Here are #1 ranking in other areas that might interest you:

#1 Most innovative: Switzerland
#1 Most technologically advanced: Japan
#1 in use of renewable energy: Sweden
#1 Cleanest environment: Finland
#1 Highest worker productivity: Germany
#1 Highest median family income: Norway
#1 Healthiest: Spain
#1 Safest: Singapore
#1 Lowest Infant mortality: Luxembourg
#1 Best healthcare system: Luxembourg
#1 Longest life expectancy: Monaco
#1 Most educated: Singapore
#1 Highest literacy rate (100%) Andorra, Luxembourg, Greenland, Norway
#1 Narrowest gender gap: Iceland
#1 Most LGBGTQ-friendly: The Netherlands
#1 Happiest: Norway

Now to the Bloomberg Index. Each year statisticians pour over country-by-country data on pollution, water quality, access to health care, health risks in the population (smoking, obesity, high blood pressure), malnutrition, life expectancy, causes of death. Taking these and other factors into account, the Index ranks 169 countries. The top (healthy) score is 100. (The data are pre-pandemic.)

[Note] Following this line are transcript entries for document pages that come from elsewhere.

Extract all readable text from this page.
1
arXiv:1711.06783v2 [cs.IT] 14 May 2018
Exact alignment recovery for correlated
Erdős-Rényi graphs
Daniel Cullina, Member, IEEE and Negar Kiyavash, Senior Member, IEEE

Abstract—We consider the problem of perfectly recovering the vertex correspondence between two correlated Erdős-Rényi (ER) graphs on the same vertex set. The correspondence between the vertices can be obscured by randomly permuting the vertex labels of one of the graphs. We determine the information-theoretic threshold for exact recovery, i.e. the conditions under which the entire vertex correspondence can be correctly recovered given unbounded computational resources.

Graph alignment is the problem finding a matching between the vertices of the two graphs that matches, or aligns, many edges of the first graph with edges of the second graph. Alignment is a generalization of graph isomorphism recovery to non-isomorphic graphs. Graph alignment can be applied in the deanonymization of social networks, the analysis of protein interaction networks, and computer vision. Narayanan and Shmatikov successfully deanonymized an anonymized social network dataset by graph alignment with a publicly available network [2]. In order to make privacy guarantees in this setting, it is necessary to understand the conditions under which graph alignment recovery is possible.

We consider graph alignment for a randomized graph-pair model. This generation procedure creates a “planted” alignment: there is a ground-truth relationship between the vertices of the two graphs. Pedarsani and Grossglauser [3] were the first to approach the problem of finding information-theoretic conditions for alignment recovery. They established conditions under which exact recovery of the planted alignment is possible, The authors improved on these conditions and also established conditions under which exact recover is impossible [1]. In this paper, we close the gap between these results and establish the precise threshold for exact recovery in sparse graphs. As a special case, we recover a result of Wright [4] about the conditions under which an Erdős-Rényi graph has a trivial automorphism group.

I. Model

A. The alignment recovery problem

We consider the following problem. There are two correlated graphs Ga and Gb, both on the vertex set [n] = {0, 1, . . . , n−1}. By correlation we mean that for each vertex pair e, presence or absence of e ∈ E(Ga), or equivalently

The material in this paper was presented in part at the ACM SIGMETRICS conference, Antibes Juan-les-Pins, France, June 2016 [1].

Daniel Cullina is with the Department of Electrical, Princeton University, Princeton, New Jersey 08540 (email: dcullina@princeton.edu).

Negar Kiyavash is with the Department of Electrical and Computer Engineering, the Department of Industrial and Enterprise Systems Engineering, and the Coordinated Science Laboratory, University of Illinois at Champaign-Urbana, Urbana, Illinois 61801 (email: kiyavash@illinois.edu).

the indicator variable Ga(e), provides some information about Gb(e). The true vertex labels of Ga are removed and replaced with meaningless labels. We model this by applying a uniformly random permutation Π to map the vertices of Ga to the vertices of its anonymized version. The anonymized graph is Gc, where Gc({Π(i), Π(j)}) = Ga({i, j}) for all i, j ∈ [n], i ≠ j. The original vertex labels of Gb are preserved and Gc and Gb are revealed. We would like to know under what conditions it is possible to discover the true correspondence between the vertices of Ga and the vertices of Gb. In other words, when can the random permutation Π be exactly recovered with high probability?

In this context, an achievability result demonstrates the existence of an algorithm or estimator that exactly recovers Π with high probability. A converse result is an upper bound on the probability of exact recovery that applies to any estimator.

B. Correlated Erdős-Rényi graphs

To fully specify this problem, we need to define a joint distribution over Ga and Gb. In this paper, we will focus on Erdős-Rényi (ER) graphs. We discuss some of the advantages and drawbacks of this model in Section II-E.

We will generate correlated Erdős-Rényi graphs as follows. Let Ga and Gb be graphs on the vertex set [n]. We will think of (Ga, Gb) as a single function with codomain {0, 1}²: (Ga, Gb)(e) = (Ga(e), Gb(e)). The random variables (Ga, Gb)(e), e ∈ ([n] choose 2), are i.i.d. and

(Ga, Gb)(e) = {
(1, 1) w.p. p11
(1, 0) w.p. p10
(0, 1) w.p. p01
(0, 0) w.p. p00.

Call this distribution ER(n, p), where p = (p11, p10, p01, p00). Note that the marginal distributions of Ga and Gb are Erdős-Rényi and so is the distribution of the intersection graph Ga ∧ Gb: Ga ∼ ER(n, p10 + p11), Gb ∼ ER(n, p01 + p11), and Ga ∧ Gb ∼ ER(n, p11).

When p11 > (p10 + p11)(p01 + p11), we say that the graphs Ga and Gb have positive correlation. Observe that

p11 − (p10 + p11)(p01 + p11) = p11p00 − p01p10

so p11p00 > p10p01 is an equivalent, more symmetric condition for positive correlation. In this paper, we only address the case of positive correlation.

This year Spain (92.75) placed first, edging out last year’s first-place Italy. Here are the top 10:

  1. Spain
  2. Italy
  3. Iceland
  4. Japan
  5. Switzerland
  6. Sweden
  7. Australia
  8. Singapore
  9. Norway
  10. Israel

Where, oh where, is the US in this ranking? We are #35.

Among those countries ranked healthier than us: Cuba, Croatia, Estonia, Chile, Slovenia. (And, of course, the unsurprising ones: Canada, UK, New Zealand, Germany, France, Austria.)

Our greatness at this moment can be our recognition of our faults and our embrace of meaningful and compassionate change. It is this thought that allows me to sleep at night.